Silence filled the air and Rose waited for a reaction, feeling anticipation build in her stomach. It was funny, she thought, how she could be worried about little things like this (such as what the Doctor thought of her) when she was about to be faced with the ultimate unknown. However, a warming smile passed across his face, showing her silently that he didn't think it was silly at all. Though he knew wiping away her tears was a completely fruitless gesture, it made him feel better and he did it all the same, leaning lightly on the bed.
"An'…what about my mum? What if she can't cope with losin' all of us? She even started to like you, Doctor." But this time there was no jest behind her words. "Mickey, an' my dad, and me, and you…what's she gonna do?" Another tear leaked out, floodgates opening one by one with her words. "Will – will you tell her for me?"
A silent nod of consent, although he knew he'd never be able to face Jackie and tell her he'd let her only child die.
"I'm scared that you're gonna blame yourself for this."
Although he was a little shocked, he said nothing; Rose needed to get all of this out. Besides, what else was there to say? He always would blame himself, no matter what she said.
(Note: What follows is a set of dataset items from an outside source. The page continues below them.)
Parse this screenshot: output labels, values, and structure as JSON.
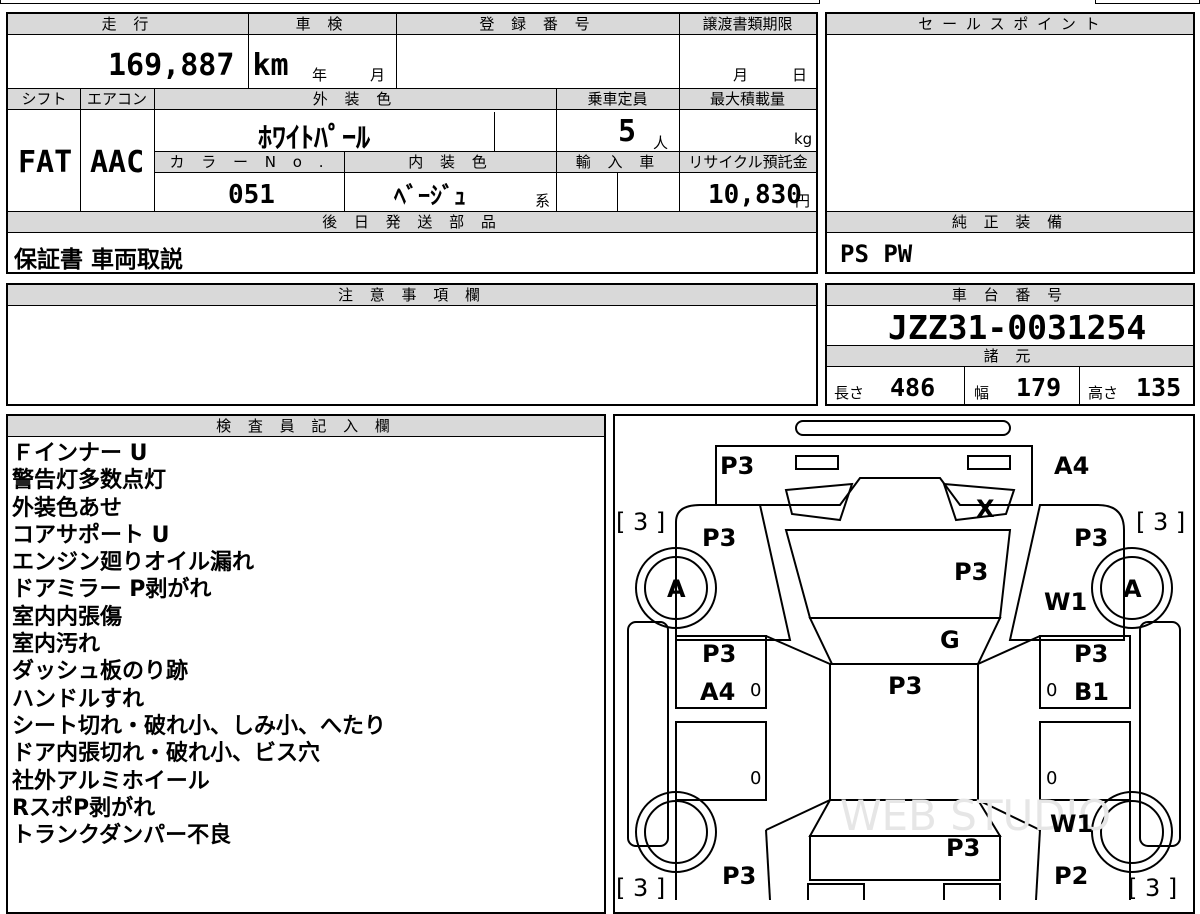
{
  "labels": {
    "mileage": "走 行",
    "inspection": "車 検",
    "registration": "登 録 番 号",
    "deadline": "譲渡書類期限",
    "sales": "セ ー ル ス ポ イ ン ト",
    "shift": "シフト",
    "ac": "エアコン",
    "exterior": "外 装 色",
    "capacity": "乗車定員",
    "max_load": "最大積載量",
    "color_no": "カ ラ ー N o .",
    "interior": "内 装 色",
    "import": "輸 入 車",
    "recycle": "リサイクル預託金",
    "later": "後 日 発 送 部 品",
    "genuine": "純 正 装 備",
    "caution": "注 意 事 項 欄",
    "chassis": "車 台 番 号",
    "specs": "諸 元",
    "inspector": "検 査 員 記 入 欄",
    "year": "年",
    "month": "月",
    "month2": "月",
    "day": "日",
    "person": "人",
    "kg": "kg",
    "yen": "円",
    "kei": "系",
    "length": "長さ",
    "width": "幅",
    "height": "高さ"
  },
  "values": {
    "mileage": "169,887 km",
    "shift": "FAT",
    "ac": "AAC",
    "exterior_color": "ﾎﾜｲﾄﾊﾟｰﾙ",
    "capacity": "5",
    "color_no": "051",
    "interior_color": "ﾍﾞｰｼﾞｭ",
    "recycle": "10,830",
    "later_parts": "保証書 車両取説",
    "genuine": "PS PW",
    "chassis_no": "JZZ31-0031254",
    "length": "486",
    "width": "179",
    "height": "135"
  },
  "inspector_notes": [
    "Ｆインナー U",
    "警告灯多数点灯",
    "外装色あせ",
    "コアサポート U",
    "エンジン廻りオイル漏れ",
    "ドアミラー P剥がれ",
    "室内内張傷",
    "室内汚れ",
    "ダッシュ板のり跡",
    "ハンドルすれ",
    "シート切れ・破れ小、しみ小、へたり",
    "ドア内張切れ・破れ小、ビス穴",
    "社外アルミホイール",
    "RスポP剥がれ",
    "トランクダンパー不良"
  ],
  "diagram": {
    "marks": {
      "front_left": "P3",
      "front_right": "A4",
      "bracket_tl": "[ 3 ]",
      "bracket_tr": "[ 3 ]",
      "fender_l": "P3",
      "fender_r": "P3",
      "headlight_x": "X",
      "hood": "P3",
      "fender_r_w": "W1",
      "tire_fl": "A",
      "tire_fr": "A",
      "windshield": "G",
      "door_fl": "P3",
      "door_fl2": "A4",
      "roof": "P3",
      "door_fr": "P3",
      "door_fr2": "B1",
      "zero1": "0",
      "zero2": "0",
      "zero3": "0",
      "zero4": "0",
      "rear_w": "W1",
      "trunk": "P3",
      "rear_l": "P3",
      "rear_r": "P2",
      "bracket_bl": "[ 3 ]",
      "bracket_br": "[ 3 ]"
    },
    "watermark": "WEB STUDIO"
  }
}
"This doesn't hurt as much as I thought it would…" Her voice had a faraway quality to it and there was a drifting look in her eyes. Scared he was losing her, he intensified his grip on her hand.
"No?"
"Nah. I guess…I sorta thought it'd be like being ripped apart or something…soul out of your body and all that."
"You're not quite there," he reassured her quietly, the 'yet' hanging ominously in the air between them. "And…well, wonders of modern medicine. You have a lot to thank old Freddie Serturner for."
Brushing past the history-of-medical-science reference with a light smile, she continued. "You know what else?"
He shook his head, slightly bemused, trying to ignore the way her skin had gone so pale he could see every single vein running through her face.
"I'm absolutely terrified that I'm never gonna see you again." And, after a slight pause:"Can ya tell me that I will?"
Silence. She'd known it was a stupid question the moment she said it: even he didn't know what came after this, but she'd needed reassurance.
"If there is anythin', Doctor, if I can...I'll wait for you there."
His only response was to mutely place his other hand over their joined ones. He'd never been any good at goodbyes.